IT Trends—What to Expect in 2015
In late 2014, I took a moment to think about a few trends enterprise IT should expect to see for 2015. I’d like to explore these trends a little further.
Network functions virtualization takes off, even without SDN
2015 will see continued development of SDN technologies, and buyer confusion will not abate as the incumbent switch and router vendors jockey for position. But NFV, already being widely deployed into service providers, will make its way into ‘classical’ enterprise networks without the need for any SDN refresh (which, curiously, may require new hardware). Virtualized network functions allow organizations to dynamically provision networks wherever they’re needed, on an on-demand basis, independent of any underlying fabric.
While SDN continues to attract much attention, actual enterprise deployment remains low. Like ‘cloud,’ ‘SDN’ has been defined and redefined in various ways, often to advance particular agendas. This leaves potential buyers with a challenge to justify the costs and disruptions that an SDN deployment typically incurs. Fortunately, the path toward NFV is much clearer. Modern general-purpose CPUs provide equivalent or better performance than custom hardware, and software can now replace nearly every ‘middle box’ that sits somewhere in a network. Originally of interest mostly to service providers, NFV allows enterprises to separate network functions from location, allowing applications and data to be ‘projected’ wherever and whenever needed.
Data breaches grow larger and more frequent
Unfortunately, the relentless pace of data breaches in 2014 will continue in 2015. Traditional security tactics, such as relying on ‘hardened’ perimeters and rigid mobile device management, will have little effect at slowing down the bad guys. Enterprises should shift investments and spend more on detection and response. Visibility across all applications, networks, and devices is the first critical step toward improving overall security postures. Establishing a baseline of what’s ‘normal’ helps to better isolate actual threats and respond accordingly.
The high profile attacks of 2014 completely evaded perimeter-style security controls. Attacks that target people—always more vulnerable than technology—will remain in the headlines well beyond 2015. Despite this, security budgets won’t grow much, because demonstrating ROI on security investments can be a futile exercise (‘How much money did we make with that firewall again?’). Now is the time to reallocate budgets to be better prepared for when the inevitable happens. Improved detection capabilities can help limit how far an attacker might penetrate a network. A well-tuned (and practiced) response process guides the organization to recover quickly in a controlled fashion, minimizing errors and omissions and returning to profitability as soon as possible.
Hybrid architectures become the norm
Even though cloud computing and third party hosting will continue their rapid expansion, on-premises IT will remain a reality for 2015 and beyond. The resulting hybrid infrastructure stack will create challenges for most organizations—including architectural ‘collisions,’ where design patterns for on-premises development and deployment don’t translate well (or at all) into cloud. Working through these challenges will require more sophisticated models, policies, identity/access controls, and coding practices to ensure that end-user needs are met consistently across all platforms.
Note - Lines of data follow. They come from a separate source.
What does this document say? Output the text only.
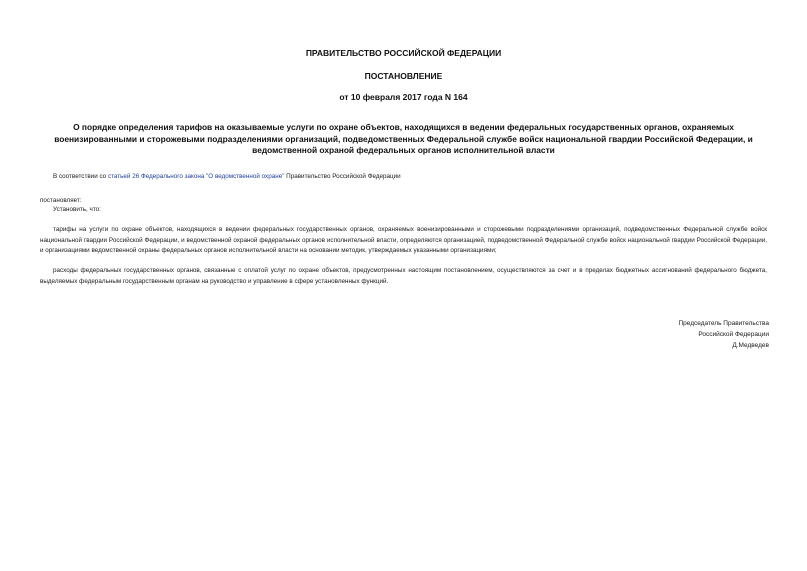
ПРАВИТЕЛЬСТВО РОССИЙСКОЙ ФЕДЕРАЦИИ
ПОСТАНОВЛЕНИЕ
от 10 февраля 2017 года N 164
О порядке определения тарифов на оказываемые услуги по охране объектов, находящихся в ведении федеральных государственных органов, охраняемых военизированными и сторожевыми подразделениями организаций, подведомственных Федеральной службе войск национальной гвардии Российской Федерации, и ведомственной охраной федеральных органов исполнительной власти
В соответствии со статьей 26 Федерального закона "О ведомственной охране" Правительство Российской Федерации
постановляет:
Установить, что:
тарифы на услуги по охране объектов, находящихся в ведении федеральных государственных органов, охраняемых военизированными и сторожевыми подразделениями организаций, подведомственных Федеральной службе войск национальной гвардии Российской Федерации, и ведомственной охраной федеральных органов исполнительной власти, определяются организацией, подведомственной Федеральной службе войск национальной гвардии Российской Федерации, и организациями ведомственной охраны федеральных органов исполнительной власти на основании методик, утверждаемых указанными организациями;
расходы федеральных государственных органов, связанные с оплатой услуг по охране объектов, предусмотренных настоящим постановлением, осуществляются за счет и в пределах бюджетных ассигнований федерального бюджета, выделяемых федеральным государственным органам на руководство и управление в сфере установленных функций.
Председатель Правительства
Российской Федерации
Д.Медведев
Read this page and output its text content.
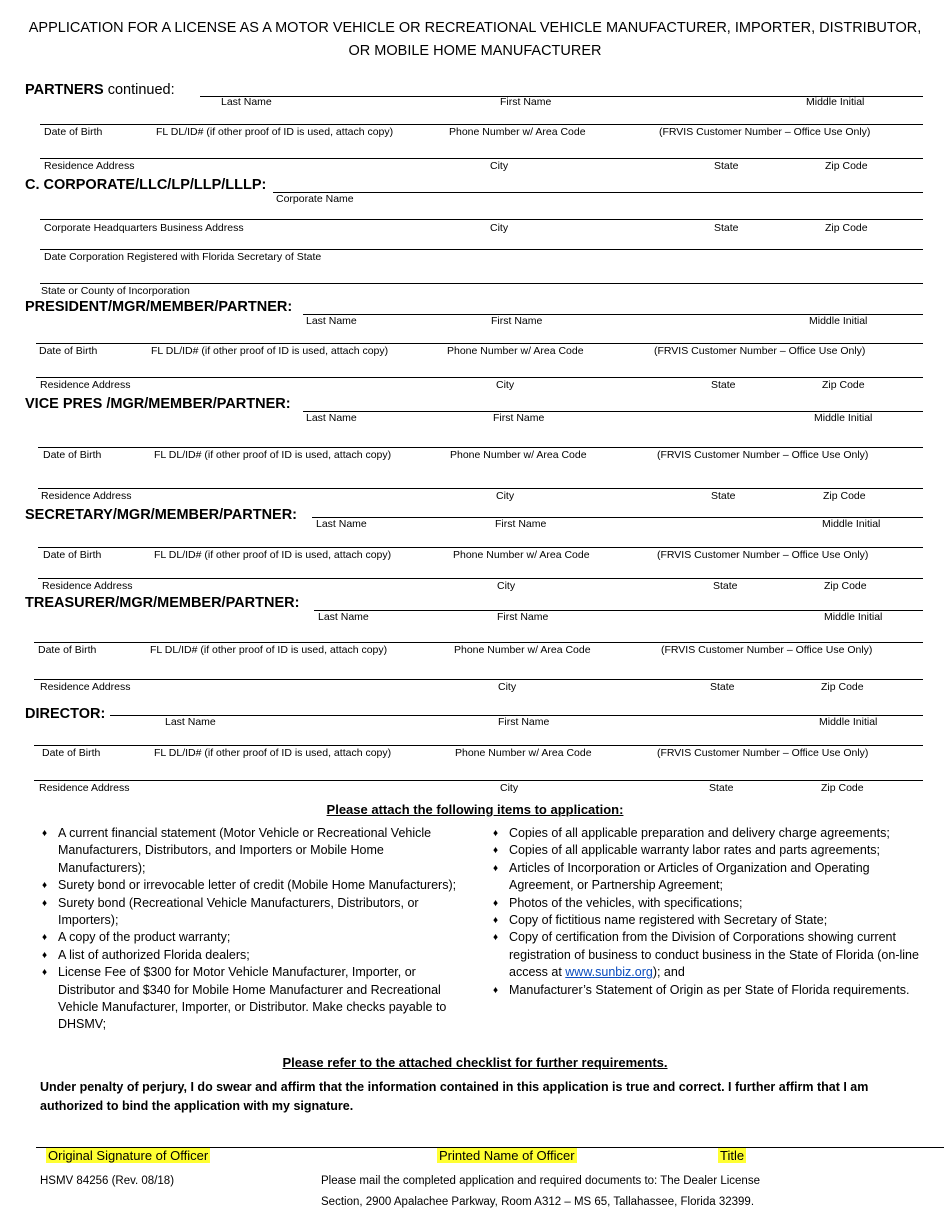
APPLICATION FOR A LICENSE AS A MOTOR VEHICLE OR RECREATIONAL VEHICLE MANUFACTURER, IMPORTER, DISTRIBUTOR,
OR MOBILE HOME MANUFACTURER
PARTNERS continued:
Last Name	First Name	Middle Initial
Date of Birth	FL DL/ID# (if other proof of ID is used, attach copy)	Phone Number w/ Area Code	(FRVIS Customer Number – Office Use Only)
Residence Address	City	State	Zip Code
C. CORPORATE/LLC/LP/LLP/LLLP:
Corporate Name
Corporate Headquarters Business Address	City	State	Zip Code
Date Corporation Registered with Florida Secretary of State
State or County of Incorporation
PRESIDENT/MGR/MEMBER/PARTNER:
Last Name	First Name	Middle Initial
Date of Birth	FL DL/ID# (if other proof of ID is used, attach copy)	Phone Number w/ Area Code	(FRVIS Customer Number – Office Use Only)
Residence Address	City	State	Zip Code
VICE PRES /MGR/MEMBER/PARTNER:
Last Name	First Name	Middle Initial
Date of Birth	FL DL/ID# (if other proof of ID is used, attach copy)	Phone Number w/ Area Code	(FRVIS Customer Number – Office Use Only)
Residence Address	City	State	Zip Code
SECRETARY/MGR/MEMBER/PARTNER:
Last Name	First Name	Middle Initial
Date of Birth	FL DL/ID# (if other proof of ID is used, attach copy)	Phone Number w/ Area Code	(FRVIS Customer Number – Office Use Only)
Residence Address	City	State	Zip Code
TREASURER/MGR/MEMBER/PARTNER:
Last Name	First Name	Middle Initial
Date of Birth	FL DL/ID# (if other proof of ID is used, attach copy)	Phone Number w/ Area Code	(FRVIS Customer Number – Office Use Only)
Residence Address	City	State	Zip Code
DIRECTOR:	Last Name	First Name	Middle Initial
Date of Birth	FL DL/ID# (if other proof of ID is used, attach copy)	Phone Number w/ Area Code	(FRVIS Customer Number – Office Use Only)
Residence Address	City	State	Zip Code
Please attach the following items to application:
♦ A current financial statement (Motor Vehicle or Recreational Vehicle Manufacturers, Distributors, and Importers or Mobile Home Manufacturers);
♦ Surety bond or irrevocable letter of credit (Mobile Home Manufacturers);
♦ Surety bond (Recreational Vehicle Manufacturers, Distributors, or Importers);
♦ A copy of the product warranty;
♦ A list of authorized Florida dealers;
♦ License Fee of $300 for Motor Vehicle Manufacturer, Importer, or Distributor and $340 for Mobile Home Manufacturer and Recreational Vehicle Manufacturer, Importer, or Distributor. Make checks payable to DHSMV;
♦ Copies of all applicable preparation and delivery charge agreements;
♦ Copies of all applicable warranty labor rates and parts agreements;
♦ Articles of Incorporation or Articles of Organization and Operating Agreement, or Partnership Agreement;
♦ Photos of the vehicles, with specifications;
♦ Copy of fictitious name registered with Secretary of State;
♦ Copy of certification from the Division of Corporations showing current registration of business to conduct business in the State of Florida (on-line access at www.sunbiz.org); and
♦ Manufacturer’s Statement of Origin as per State of Florida requirements.
Please refer to the attached checklist for further requirements.
Under penalty of perjury, I do swear and affirm that the information contained in this application is true and correct. I further affirm that I am authorized to bind the application with my signature.
Original Signature of Officer	Printed Name of Officer	Title
HSMV 84256 (Rev. 08/18)	Please mail the completed application and required documents to: The Dealer License
Section, 2900 Apalachee Parkway, Room A312 – MS 65, Tallahassee, Florida 32399.
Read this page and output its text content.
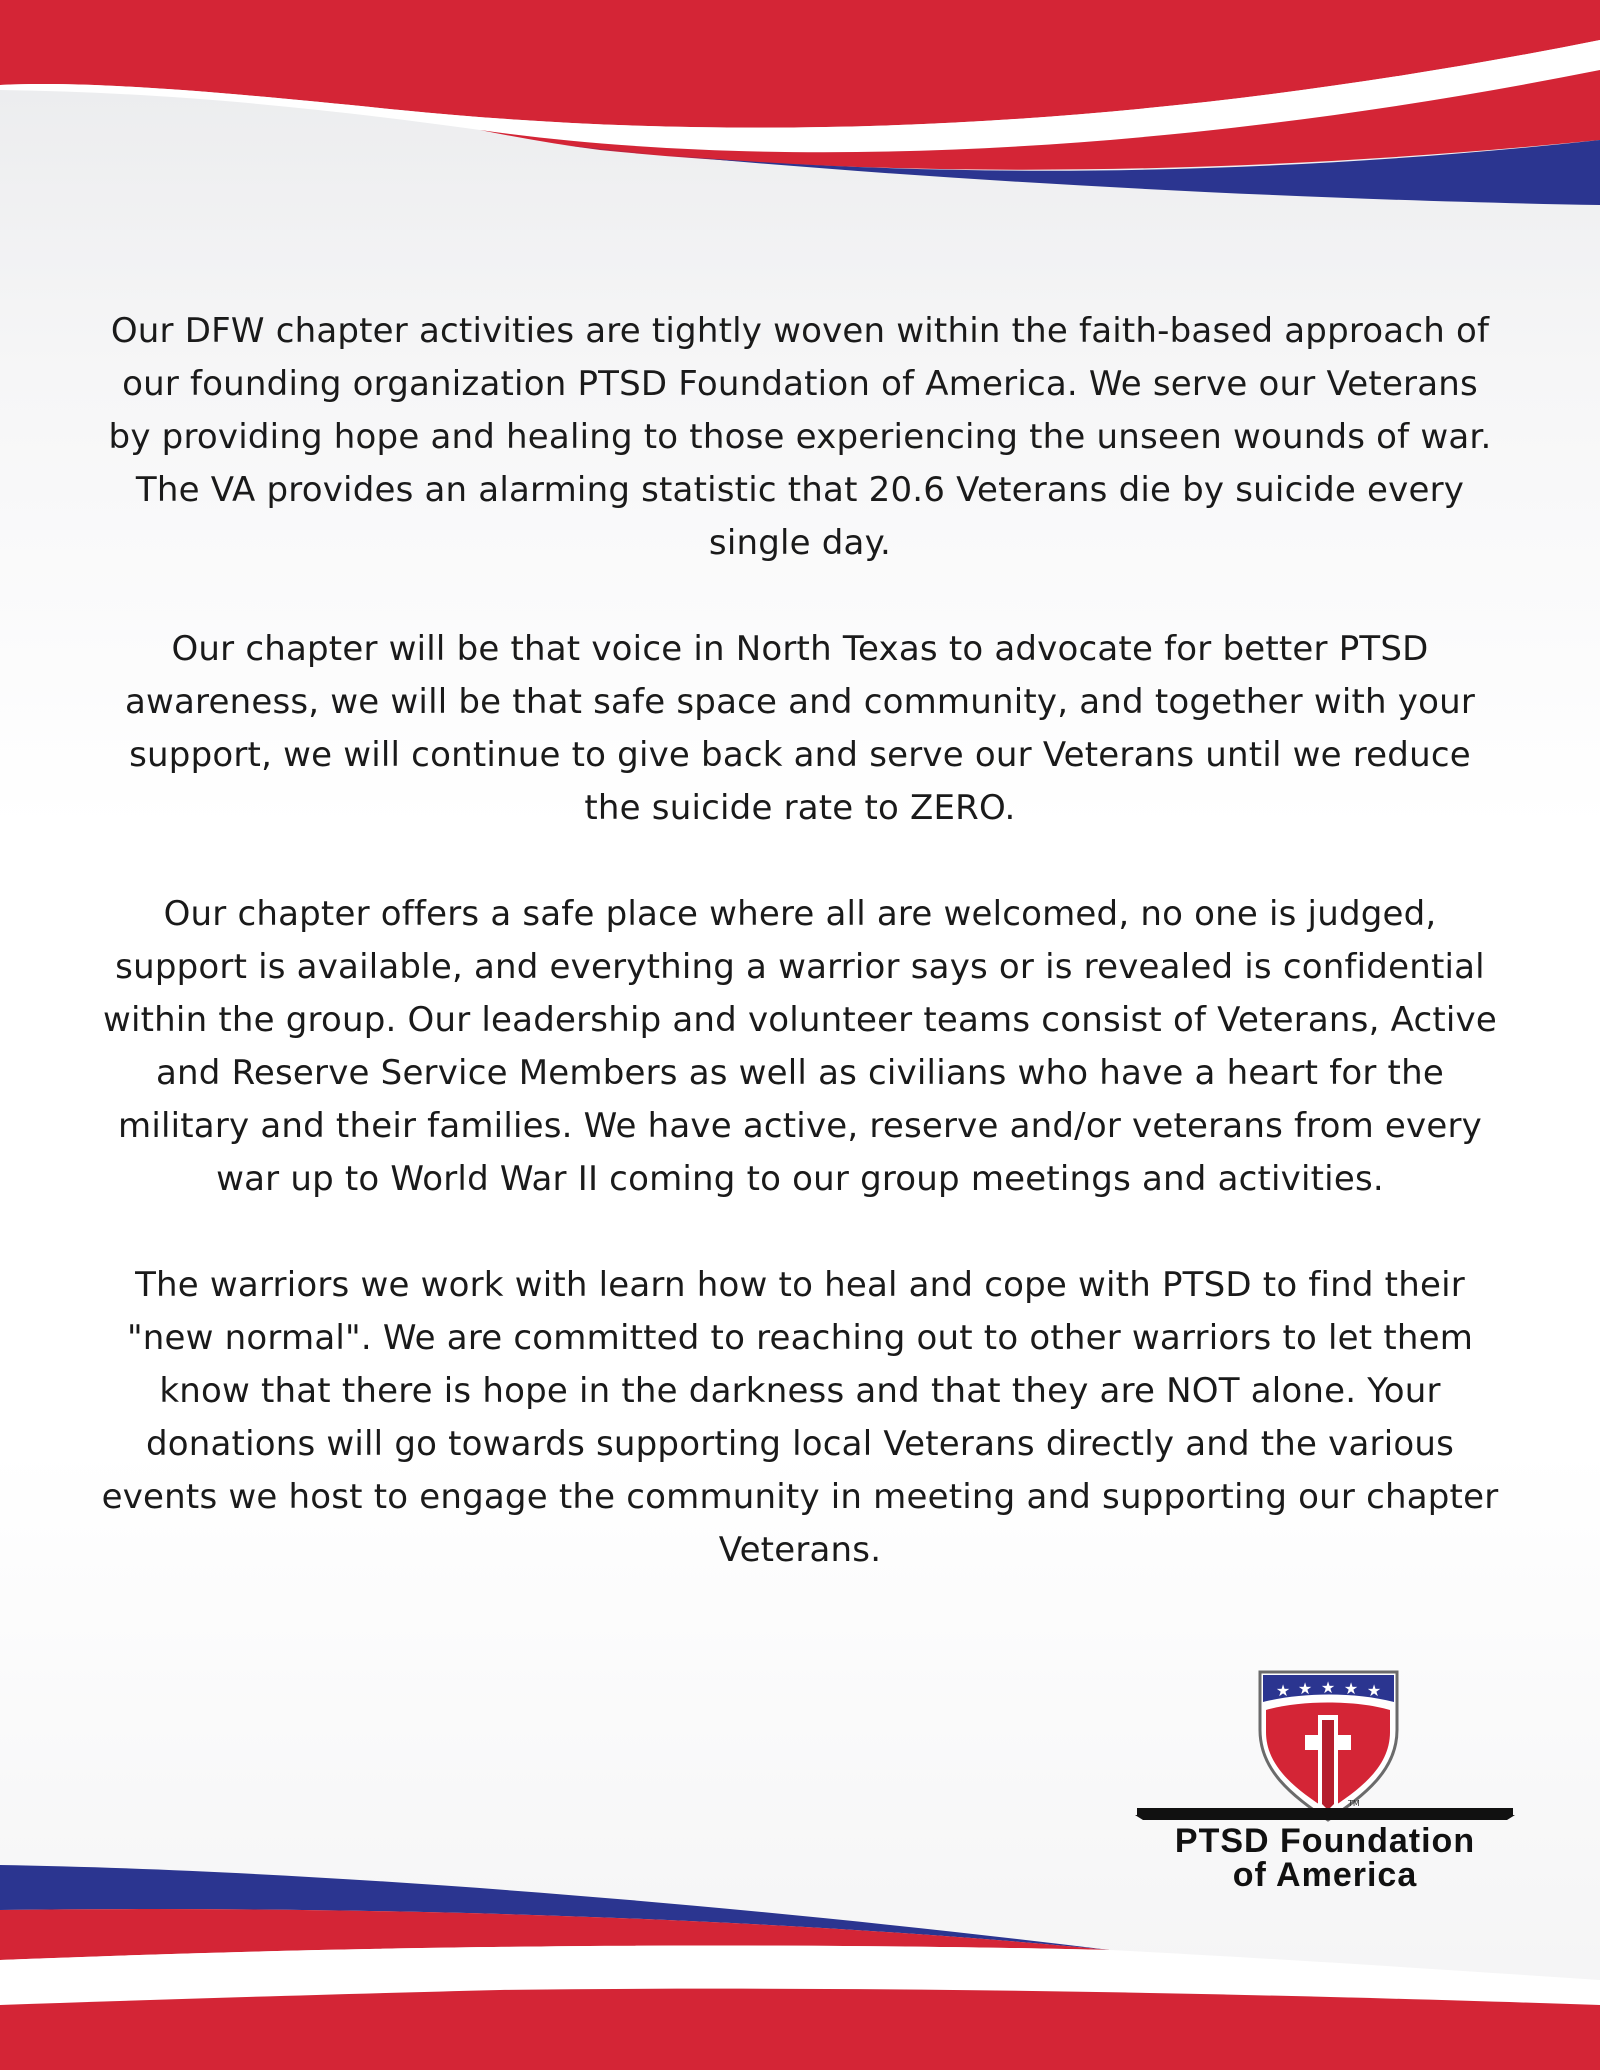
Our DFW chapter activities are tightly woven within the faith-based approach of our founding organization PTSD Foundation of America. We serve our Veterans by providing hope and healing to those experiencing the unseen wounds of war. The VA provides an alarming statistic that 20.6 Veterans die by suicide every single day.

Our chapter will be that voice in North Texas to advocate for better PTSD awareness, we will be that safe space and community, and together with your support, we will continue to give back and serve our Veterans until we reduce the suicide rate to ZERO.

Our chapter offers a safe place where all are welcomed, no one is judged, support is available, and everything a warrior says or is revealed is confidential within the group. Our leadership and volunteer teams consist of Veterans, Active and Reserve Service Members as well as civilians who have a heart for the military and their families. We have active, reserve and/or veterans from every war up to World War II coming to our group meetings and activities.

The warriors we work with learn how to heal and cope with PTSD to find their "new normal". We are committed to reaching out to other warriors to let them know that there is hope in the darkness and that they are NOT alone. Your donations will go towards supporting local Veterans directly and the various events we host to engage the community in meeting and supporting our chapter Veterans.

★ ★ ★ ★ ★
TM
PTSD Foundation
of America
Immediacy is the theme. The dynamic nature of modern business requires that IT develop skills and methods for providing effective solutions quickly. Agile development methods, modeling and simulation tools, and a devops philosophy all can help an organization outflank and beat its competition. Software that offers abstraction layers for common tasks such as authentication/authorization, interprocess communication, and service chaining can help reduce dependencies on particular deployment architectures, making it easier to move application stacks across platforms.
Decision-making becomes primarily driven by actionable analytics
As visibility, control, and optimization are brought to hybrid networks it will become increasingly important to construct an analytics-driven infrastructure that can take action when problems occur anywhere in the network. In 2015, more IT organizations will begin instrumenting network architectures with predictive analytics to create self-correcting, self-generating networks that respond to business needs and intents. This will be an ongoing trend starting in 2015.
Well-instrumented infrastructures provide the foundation for introducing automation. Such automation helps infrastructures react to changing demands without requiring manual intervention (and also reduce errors that might occur whenever humans touch technology). Visibility tools can help to discover and map dependencies in application workloads, a necessary element for true workload portability. Furthermore, rich analytics supports the recommended shifts in security techniques toward detection and response.
Location transforms from a constraint into a feature
The technologies that will emerge in 2015—full stack virtualization, pervasive visibility, and hybrid deployments—create a form of infrastructure mobility that allows organizations to optimize for location of data, applications, and people. Regulatory policies that govern data locations will cease to become an impediment, and rapid access to that data will become possible for anyone, regardless of where they may happen to reside. Organizations that adopt these technologies will achieve new kinds of competitive advantages as a result.
The industry is at the threshold of a significant change—a change that is poised to eliminate this constraint from most decisions. With the help of modern tools designed for such purpose, IT organizations can liberate themselves from the limits of distance and location. Applications and data can be placed wherever is optimal for the business and can be quickly moved around as necessary. Users will have a consistent performance experience. Administrators and developers can retain visibility into application behavior regardless of how much distance might separate users from their data.